# Applying Kick Start



## Anthony Drexler (Apr 23, 2018)

Getting ready to put down some Kick Start today. Anyone else using this?


----------



## Anthony Drexler (Apr 23, 2018)




----------



## SpiveyJr (Jun 7, 2018)

How do you know your lawn needs this? It looks like it's basically humid acid? I am very curious about your results!


----------



## Anthony Drexler (Apr 23, 2018)

SpiveyJr said:


> How do you know your lawn needs this? It looks like it's basically humid acid? I am very curious about your results!
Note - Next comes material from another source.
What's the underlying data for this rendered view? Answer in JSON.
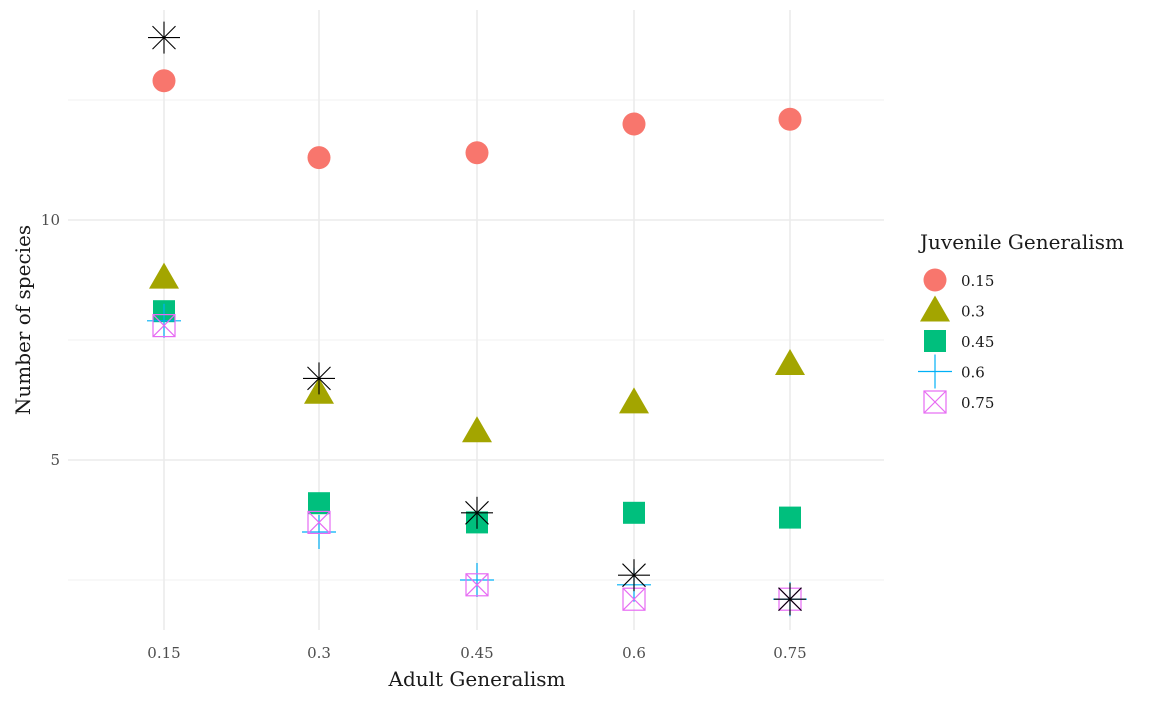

Long story short. I lost my old house to super storm Sandy. When I built this house, I had irrigation installed, I landscaped the property, and them lay down some KBG SOD.

The landscapers were old school surf rats, so we instantly hit it off. When they finished the job, they gave me a lawn program with dates, from Rutgers University in Jersey. They said to put this down the 2nd week of June, and this will help drive roots deeper into the soil. So I listen, and do this every year. I can't belive that it's been almost 5 years already.

I think I'm on the right path...


----------



## social port (Jun 19, 2017)

@Anthony Drexler I lived in Jersey when Sandy hit. That was a horrible storm.

Can't advise re the product, but your lawn has a nice color and looks thick. Do you use fungicides?


----------



## Anthony Drexler (Apr 23, 2018)

social port said:


> @Anthony Drexler I lived in Jersey when Sandy hit. That was a horrible storm.
> 
> Can't advise re the product, but your lawn has a nice color and looks thick. Do you use fungicides?


Thank you! I applied Bayer last week, and I'm reapplying next weekend. I get fungus ever year...


----------